Today I’m sharing a post that first appeared over at Accidental Wonderland on March 7, 2012 all about adjusting your expectations as a parent and accepting the unexpected. 


I am a mother of three. I am by no means an expert on parenting but I do know one thing. When you have kids, you have to leave your expectations behind and expect the unexpected.


And that means from the very start.
From the first moment you know you are expecting, stereotypes and advice and expectations are thrown at you. The pressure to be a good mother, to make the right decisions for your unborn child, to have the latest baby gear, to embrace the experience even when you’re physically and emotionally spent – the pressure can be huge.
Then you get to the birth and the pressure reaches a crescendo. A natural drug-free birth followed by two years of breastfeeding and time at home from work may be the ideal but it’s not always the reality. And because that may not be your reality does not make you any less of a mother or any less worthy of having a child.
I had all sorts of plans and dreams for my births and my kids. And they haven’t turned out the way I planned but that’s okay.
I had three medically assisted births, I have two kids on the autism spectrum and one child with albinism.
And while I never expected these challenges I would not change them either.
I have learned that you have to let go of what’s not so important (your expectations) and embrace what is important (your relationship with your kids) else you’ll never be the mother you are meant to be.
My first child was posterior and was born by emergency c-section, completely unexpected after a perfect pregnancy and quick labour. I had planned a drug-free natural birth and had to accept that the health of my child depended on me letting go of my dreams and doing what needed to be done to bring him safely into this world.

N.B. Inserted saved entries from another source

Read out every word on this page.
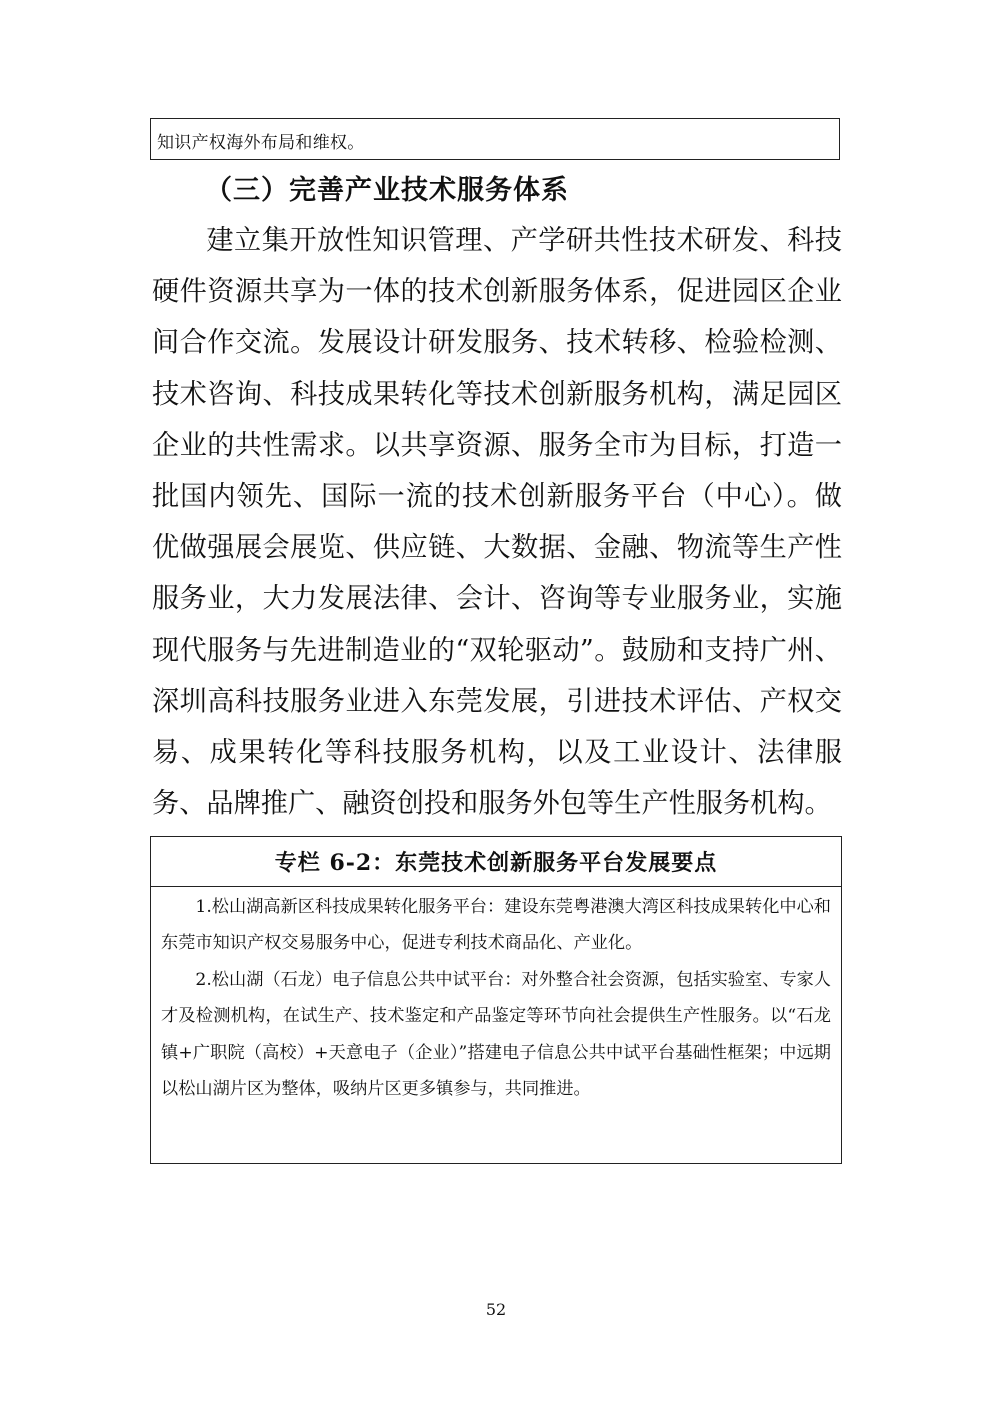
知识产权海外布局和维权。
（三）完善产业技术服务体系
建立集开放性知识管理、产学研共性技术研发、科技硬件资源共享为一体的技术创新服务体系，促进园区企业间合作交流。发展设计研发服务、技术转移、检验检测、技术咨询、科技成果转化等技术创新服务机构，满足园区企业的共性需求。以共享资源、服务全市为目标，打造一批国内领先、国际一流的技术创新服务平台（中心）。做优做强展会展览、供应链、大数据、金融、物流等生产性服务业，大力发展法律、会计、咨询等专业服务业，实施现代服务与先进制造业的“双轮驱动”。鼓励和支持广州、深圳高科技服务业进入东莞发展，引进技术评估、产权交易、成果转化等科技服务机构，以及工业设计、法律服务、品牌推广、融资创投和服务外包等生产性服务机构。
专栏 6-2：东莞技术创新服务平台发展要点

1.松山湖高新区科技成果转化服务平台：建设东莞粤港澳大湾区科技成果转化中心和东莞市知识产权交易服务中心，促进专利技术商品化、产业化。

2.松山湖（石龙）电子信息公共中试平台：对外整合社会资源，包括实验室、专家人才及检测机构，在试生产、技术鉴定和产品鉴定等环节向社会提供生产性服务。以“石龙镇+广职院（高校）+天意电子（企业）”搭建电子信息公共中试平台基础性框架；中远期以松山湖片区为整体，吸纳片区更多镇参与，共同推进。

52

I instead concentrated on the wonder that was my cone-headed, white haired boy once he made his dramatic entrance into the world. The wonder and drama have never left and I am thankful everyday that he came into my life.
I was told I was a 50/50 chance of having the same thing happen in subsequent labours, so I elected to have a planned c-section for my second child. She, however, had other plans and decided to arrive 3 weeks early. By the time I got to hospital I was nearly fully dilated so I could not have the c-section as planned.
I had to put aside my fears and expectations yet again and face the prospect of trying for a natural delivery. Unfortunately my daughter was also posterior and after an hour or so of futile pushing I was prepped for another emergency c-section.
Luckily as she was so small, I was able to have her naturally – albeit in theatre with the help of forceps, ventouse and an episiotomy…
Again I concentrated on her tiny form and perfect features rather than my anger and disappointment of another birth that had not gone to plan.
Third time around I again elected to have a c-section as I did not want to go through all that pain yet again, knowing that I would probably not be able to successfully deliver on my own. This time my baby was in no hurry to arrive and I ended up at the hospital one morning, not so calmly waiting for major abdominal surgery.
I have never been so scared in my life.
For the record, there is nothing easy about an elective c-section. I thought I would be okay as I had had a c-section before, I did not expect to feel such a mess of helplessness and fear.  I was so overcome by my fear that I almost forgot why we were there in the first place!
So it was a total revelation when my angelic baby daughter was first placed in my arms – I immediately forgot the fear that had engulfed me and began to embrace the fierce love that came to take it’s place.
Again my expectations had been tested and found wanting….
So, if I could give a new mother any advice at all, it would be this – leave your expectations behind.
Sure, have your hopes and dreams but be prepared to embrace different ones if need be. Don’t beat yourself up if things don’t go to plan.
And don’t get so caught up in your own disappointment that you forget what’s really important – your relationship with your child.
Because that, in the end, is what really matters.